Squanto was first introduced to the pilgrims as a mediator. Having learnt English in London, Squanto was able to act as translator and intermediary between the pilgrims and the neighbouring chieftain, Massasoit. Having made peace, Squanto then remained with the pilgrims, developing a close friendship with their leader, William Bradford. He was able to teach them where to hunt and how to farm the land, so they had a bountiful harvest. Bradford wrote that Squanto was “a special instrument sent of God for their good beyond their expectation”.

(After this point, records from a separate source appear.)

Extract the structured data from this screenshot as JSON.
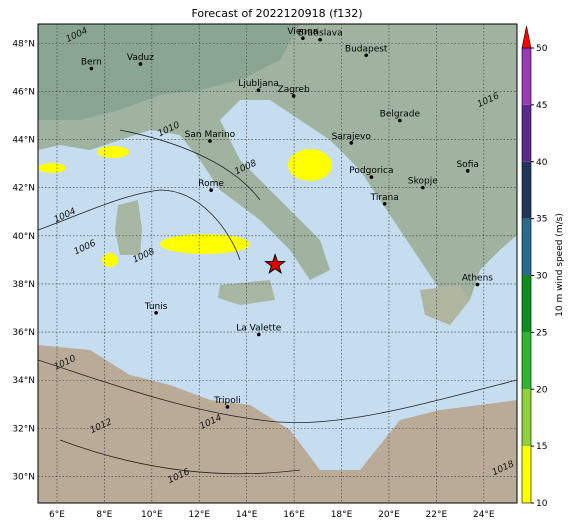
{
  "title": "Forecast of 2022120918 (f132)",
  "map": {
    "xlim": [
      5.2,
      25.4
    ],
    "ylim": [
      28.9,
      48.8
    ],
    "xticks": [
      {
        "value": 6,
        "label": "6°E"
      },
      {
        "value": 8,
        "label": "8°E"
      },
      {
        "value": 10,
        "label": "10°E"
      },
      {
        "value": 12,
        "label": "12°E"
      },
      {
        "value": 14,
        "label": "14°E"
      },
      {
        "value": 16,
        "label": "16°E"
      },
      {
        "value": 18,
        "label": "18°E"
      },
      {
        "value": 20,
        "label": "20°E"
      },
      {
        "value": 22,
        "label": "22°E"
      },
      {
        "value": 24,
        "label": "24°E"
      }
    ],
    "yticks": [
      {
        "value": 30,
        "label": "30°N"
      },
      {
        "value": 32,
        "label": "32°N"
      },
      {
        "value": 34,
        "label": "34°N"
      },
      {
        "value": 36,
        "label": "36°N"
      },
      {
        "value": 38,
        "label": "38°N"
      },
      {
        "value": 40,
        "label": "40°N"
      },
      {
        "value": 42,
        "label": "42°N"
      },
      {
        "value": 44,
        "label": "44°N"
      },
      {
        "value": 46,
        "label": "46°N"
      },
      {
        "value": 48,
        "label": "48°N"
      }
    ],
    "cities": [
      {
        "name": "Vienna",
        "lon": 16.37,
        "lat": 48.21
      },
      {
        "name": "Bratislava",
        "lon": 17.1,
        "lat": 48.15
      },
      {
        "name": "Budapest",
        "lon": 19.04,
        "lat": 47.5
      },
      {
        "name": "Vaduz",
        "lon": 9.52,
        "lat": 47.14
      },
      {
        "name": "Bern",
        "lon": 7.45,
        "lat": 46.95
      },
      {
        "name": "Ljubljana",
        "lon": 14.5,
        "lat": 46.05
      },
      {
        "name": "Zagreb",
        "lon": 15.98,
        "lat": 45.81
      },
      {
        "name": "Belgrade",
        "lon": 20.46,
        "lat": 44.79
      },
      {
        "name": "San Marino",
        "lon": 12.45,
        "lat": 43.94
      },
      {
        "name": "Sarajevo",
        "lon": 18.41,
        "lat": 43.86
      },
      {
        "name": "Sofia",
        "lon": 23.32,
        "lat": 42.7
      },
      {
        "name": "Podgorica",
        "lon": 19.26,
        "lat": 42.44
      },
      {
        "name": "Skopje",
        "lon": 21.43,
        "lat": 42.0
      },
      {
        "name": "Rome",
        "lon": 12.5,
        "lat": 41.9
      },
      {
        "name": "Tirana",
        "lon": 19.82,
        "lat": 41.33
      },
      {
        "name": "Athens",
        "lon": 23.73,
        "lat": 37.98
      },
      {
        "name": "Tunis",
        "lon": 10.18,
        "lat": 36.8
      },
      {
        "name": "La Valette",
        "lon": 14.51,
        "lat": 35.9
      },
      {
        "name": "Tripoli",
        "lon": 13.19,
        "lat": 32.89
      }
    ],
    "isobars": [
      {
        "text": "1004",
        "lon": 6.88,
        "lat": 48.25
      },
      {
        "text": "1010",
        "lon": 10.76,
        "lat": 44.33
      },
      {
        "text": "1008",
        "lon": 14.0,
        "lat": 42.75
      },
      {
        "text": "1004",
        "lon": 6.38,
        "lat": 40.75
      },
      {
        "text": "1006",
        "lon": 7.22,
        "lat": 39.42
      },
      {
        "text": "1008",
        "lon": 9.7,
        "lat": 39.08
      },
      {
        "text": "1010",
        "lon": 6.38,
        "lat": 34.63
      },
      {
        "text": "1012",
        "lon": 7.9,
        "lat": 32.0
      },
      {
        "text": "1014",
        "lon": 12.53,
        "lat": 32.17
      },
      {
        "text": "1016",
        "lon": 11.18,
        "lat": 29.92
      },
      {
        "text": "1016",
        "lon": 24.23,
        "lat": 45.54
      },
      {
        "text": "1018",
        "lon": 24.86,
        "lat": 30.25
      }
    ],
    "marker": {
      "lon": 15.2,
      "lat": 38.8
    }
  },
  "colorbar": {
    "label": "10 m wind speed (m/s)",
    "lim": [
      10,
      50
    ],
    "ticks": [
      10,
      15,
      20,
      25,
      30,
      35,
      40,
      45,
      50
    ],
    "colors": [
      "#ffff00",
      "#8fd13a",
      "#2fb52f",
      "#118c1e",
      "#2a6a8c",
      "#22365c",
      "#5a2a8a",
      "#9a3ab4"
    ],
    "extend_color": "#ff0000"
  }
}
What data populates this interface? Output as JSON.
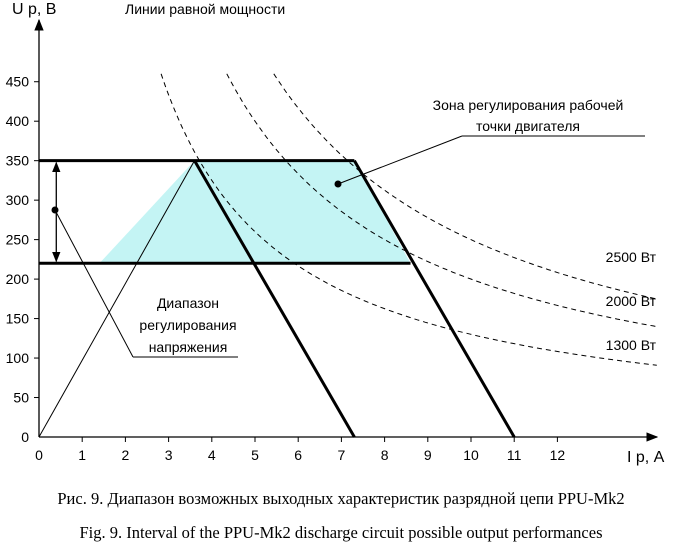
{
  "chart_data": {
    "type": "line",
    "xlabel": "I р, А",
    "ylabel": "U р, В",
    "xlim": [
      0,
      13.5
    ],
    "ylim": [
      0,
      500
    ],
    "x_ticks": [
      0,
      1,
      2,
      3,
      4,
      5,
      6,
      7,
      8,
      9,
      10,
      11,
      12
    ],
    "y_ticks": [
      0,
      50,
      100,
      150,
      200,
      250,
      300,
      350,
      400,
      450
    ],
    "constant_power_label": "Линии равной мощности",
    "constant_power_curves": [
      {
        "label": "2500 Вт",
        "power": 2500
      },
      {
        "label": "2000 Вт",
        "power": 2000
      },
      {
        "label": "1300 Вт",
        "power": 1300
      }
    ],
    "u_max": 350,
    "u_min": 220,
    "left_line": {
      "x": [
        3.6,
        7.3
      ],
      "y": [
        350,
        0
      ]
    },
    "right_line": {
      "x": [
        7.3,
        11.0
      ],
      "y": [
        350,
        0
      ]
    },
    "triangle": {
      "x": [
        0,
        3.6
      ],
      "y": [
        0,
        350
      ]
    },
    "zone_polygon": {
      "x": [
        3.6,
        7.3,
        8.6,
        1.4
      ],
      "y": [
        350,
        350,
        220,
        220
      ]
    },
    "zone_label": [
      "Зона регулирования рабочей",
      "точки двигателя"
    ],
    "voltage_range_label": [
      "Диапазон",
      "регулирования",
      "напряжения"
    ]
  },
  "captions": {
    "ru": "Рис. 9. Диапазон возможных выходных характеристик разрядной цепи PPU-Mk2",
    "en": "Fig. 9. Interval of the PPU-Mk2 discharge circuit possible output performances"
  }
}
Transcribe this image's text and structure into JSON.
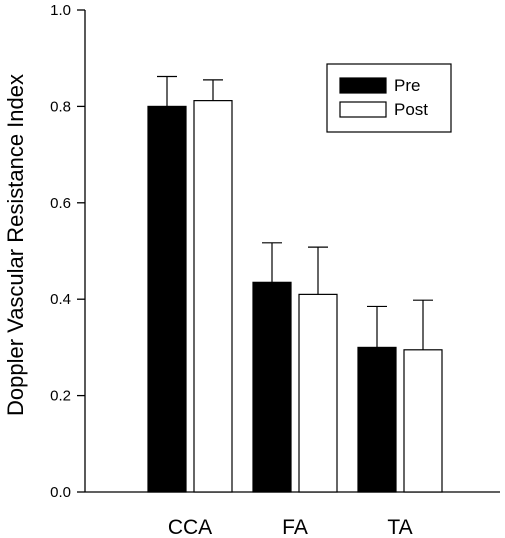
{
  "chart_data": {
    "type": "bar",
    "title": "",
    "xlabel": "",
    "ylabel": "Doppler Vascular Resistance Index",
    "ylim": [
      0,
      1.0
    ],
    "yticks": [
      "0.0",
      "0.2",
      "0.4",
      "0.6",
      "0.8",
      "1.0"
    ],
    "ytick_values": [
      0,
      0.2,
      0.4,
      0.6,
      0.8,
      1.0
    ],
    "categories": [
      "CCA",
      "FA",
      "TA"
    ],
    "series": [
      {
        "name": "Pre",
        "values": [
          0.8,
          0.435,
          0.3
        ],
        "errors": [
          0.062,
          0.082,
          0.085
        ],
        "color": "#000000"
      },
      {
        "name": "Post",
        "values": [
          0.812,
          0.41,
          0.295
        ],
        "errors": [
          0.043,
          0.098,
          0.103
        ],
        "color": "#ffffff"
      }
    ],
    "error_bars": "upper",
    "legend_position": "top-right",
    "grid": false
  }
}
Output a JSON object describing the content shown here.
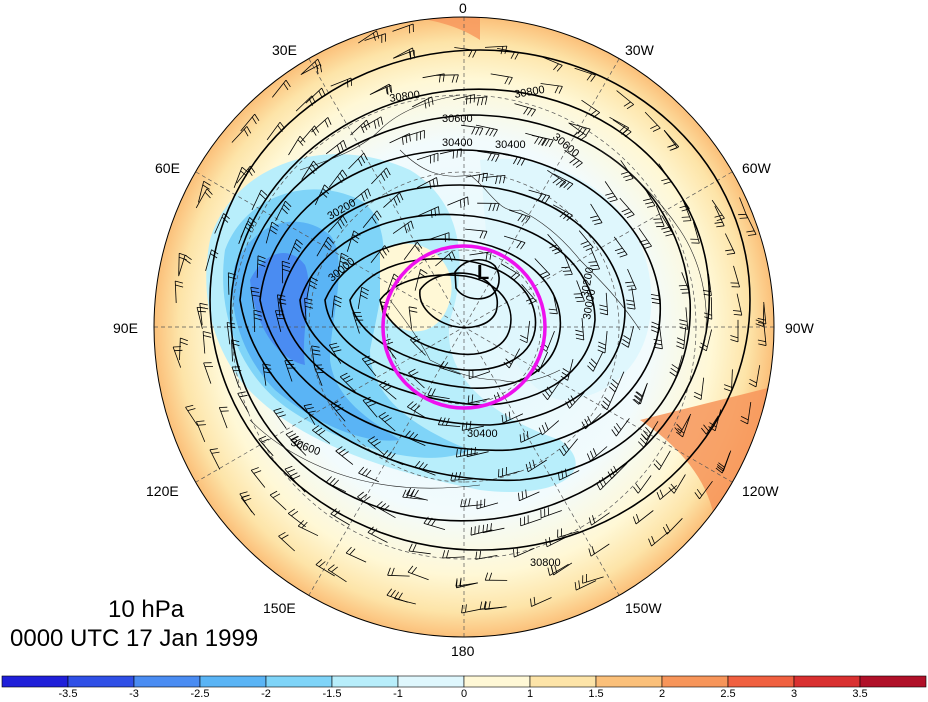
{
  "map": {
    "longitude_labels": {
      "lon_0": "0",
      "lon_30w": "30W",
      "lon_60w": "60W",
      "lon_90w": "90W",
      "lon_120w": "120W",
      "lon_150w": "150W",
      "lon_180": "180",
      "lon_150e": "150E",
      "lon_120e": "120E",
      "lon_90e": "90E",
      "lon_60e": "60E",
      "lon_30e": "30E"
    },
    "contour_labels": [
      "30800",
      "30600",
      "30400",
      "30200",
      "30000",
      "30800",
      "30600",
      "30400",
      "30200",
      "30000",
      "30600",
      "30400",
      "30800"
    ],
    "low_marker": "L",
    "highlight_circle_color": "#ee10ee",
    "caption": {
      "level": "10 hPa",
      "time": "0000 UTC 17 Jan 1999"
    }
  },
  "colorbar": {
    "colors": [
      "#1f1fd9",
      "#2f4fe6",
      "#4a8cf2",
      "#5ab4f5",
      "#7fd4f8",
      "#b8eefb",
      "#dff7fd",
      "#fff8d6",
      "#fde4a8",
      "#fbc07a",
      "#f7955a",
      "#f06040",
      "#d93030",
      "#b01028"
    ],
    "tick_labels": [
      "-3.5",
      "-3",
      "-2.5",
      "-2",
      "-1.5",
      "-1",
      "0",
      "1",
      "1.5",
      "2",
      "2.5",
      "3",
      "3.5"
    ]
  }
}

We cannot know how things would have turned out if the tragedies in Squanto’s life had not happened. But certainly, we can see that, because of them, Squanto was uniquely fitted to play a pivotal role in bringing unity between peoples of differing cultures and through this a growing affinity and prosperity. For this, the pilgrims were especially thankful, and Bradford wrote of an occasion after the harvest when they “might after a more special manner rejoice together”. This was not the Thanksgiving meal that we’ve come to love, but a time of recreation spent with neighbouring chief Massasoit and many of his men.
It's important to note that it was only with hindsight the pilgrims gained a more rounded perspective on the whole thing. It was only at the end that they saw God’s provision in the midst of the trials and were thankful. We can learn from this, and choose to give thanks while the suffering is ongoing, trusting that the same God already has His Man in place for us; a man prepared and ready to help. This Man, though, is no ordinary man, but the Son of God. His name is Jesus Christ.

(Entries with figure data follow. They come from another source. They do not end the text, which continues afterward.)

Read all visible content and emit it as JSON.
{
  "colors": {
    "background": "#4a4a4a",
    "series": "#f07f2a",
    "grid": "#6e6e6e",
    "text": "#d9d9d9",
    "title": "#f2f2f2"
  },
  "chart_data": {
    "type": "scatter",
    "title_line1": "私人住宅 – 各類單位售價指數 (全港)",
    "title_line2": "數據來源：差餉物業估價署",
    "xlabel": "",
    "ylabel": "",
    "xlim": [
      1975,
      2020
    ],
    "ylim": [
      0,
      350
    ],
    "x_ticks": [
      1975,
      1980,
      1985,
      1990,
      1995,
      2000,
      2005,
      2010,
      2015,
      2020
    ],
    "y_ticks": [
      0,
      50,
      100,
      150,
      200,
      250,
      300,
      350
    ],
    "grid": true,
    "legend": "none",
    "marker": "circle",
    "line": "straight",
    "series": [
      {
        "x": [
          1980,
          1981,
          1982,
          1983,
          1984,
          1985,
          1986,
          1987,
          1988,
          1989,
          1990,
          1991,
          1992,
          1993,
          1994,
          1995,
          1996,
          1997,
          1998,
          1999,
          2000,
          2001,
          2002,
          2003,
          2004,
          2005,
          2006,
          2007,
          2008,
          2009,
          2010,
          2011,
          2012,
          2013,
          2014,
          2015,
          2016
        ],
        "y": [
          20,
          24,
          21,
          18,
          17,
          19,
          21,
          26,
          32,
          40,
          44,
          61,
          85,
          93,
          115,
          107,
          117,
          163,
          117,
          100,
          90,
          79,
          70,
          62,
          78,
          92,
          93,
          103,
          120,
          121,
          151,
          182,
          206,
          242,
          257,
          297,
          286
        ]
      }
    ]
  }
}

He, too, has suffered that we might have peace. The Bible tells us that “to reconcile all things to Himself” He “made peace through the blood of His cross” (Colossians 1:20). This verse tells us something of God’s purpose and provision. It is God’s desire that we, who are naturally “alienated” and “enemies” (v.21)] of our Creator, would be reconciled in peace to Him – what grace! To accomplish this He sent His Son to walk a path of suffering, and ultimately, to die – what love! It is only in this way that the Son would be fitted to be the Saviour. The Bible again tells us that “though He was a Son, yet He learned obedience by the things which He suffered. And having been perfected, He became the author of eternal salvation to all who obey Him” (Hebrews 5:8,9).
The amazing thing is that while Squanto’s preparatory journey of suffering was forced upon him, and beyond his control, for our Lord Jesus Christ, His journey was willingly undertaken in love, knowing the blessed end it would bring (Hebrews 12:2). That blessing can only be experienced when, like the pilgrims with Squanto, we recognise the singular role that Christ must play. We must recognise our need as sinners, and give Him the place of pre-eminence that the Saviour alone deserves, in faith proclaiming that “Jesus Christ is Lord”.

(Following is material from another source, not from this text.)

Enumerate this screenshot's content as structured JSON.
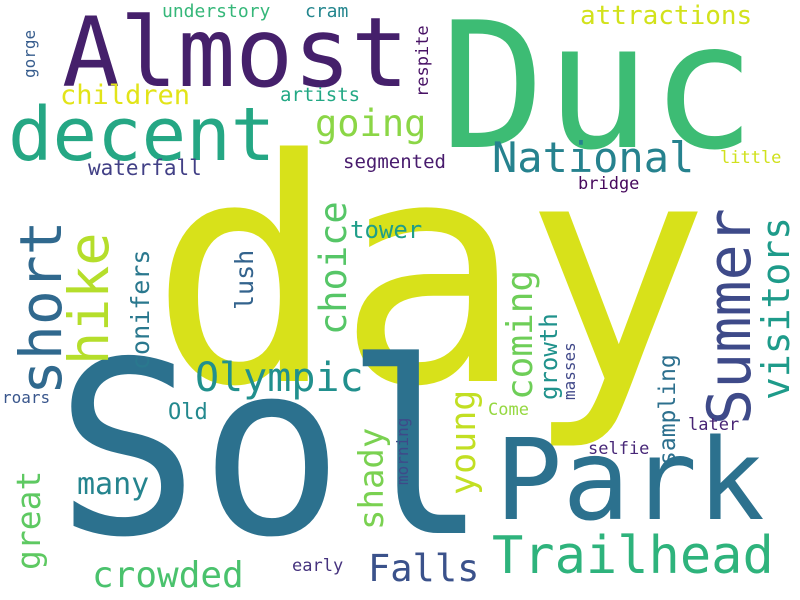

The pilgrims were blessed by the continuing presence of Squanto. As he taught and guided them, they observed, obeyed, and enjoyed a plentiful harvest as a result. Similarly, the pathway to spiritual blessing for the Christian is simple obedience to Christ. In Philippians 2, immediately following the proclamation of Jesus as Lord, Paul encourages the believers who “have always obeyed”, to continue to “do all things without complaining and disputing”, knowing that “it is God who works in you both to will and to do for His good pleasure” (Philippians 2:12-14).
Just as the story of the first thanksgiving ended in rejoicing, so we as Christians can live out the exhortations of 1 Thessalonians 5:16-18. First, we can look back and “Rejoice always” in the finished work of Christ. And when the trials and tragedies of life come upon us, we have recourse to look up and “pray without ceasing”, for the risen Saviour is on the throne. Finally, we ought to look forward with that eternal perspective of assured glory, and “in everything give thanks”.
 Of Plymouth Plantation, Morison (ed.), 1952.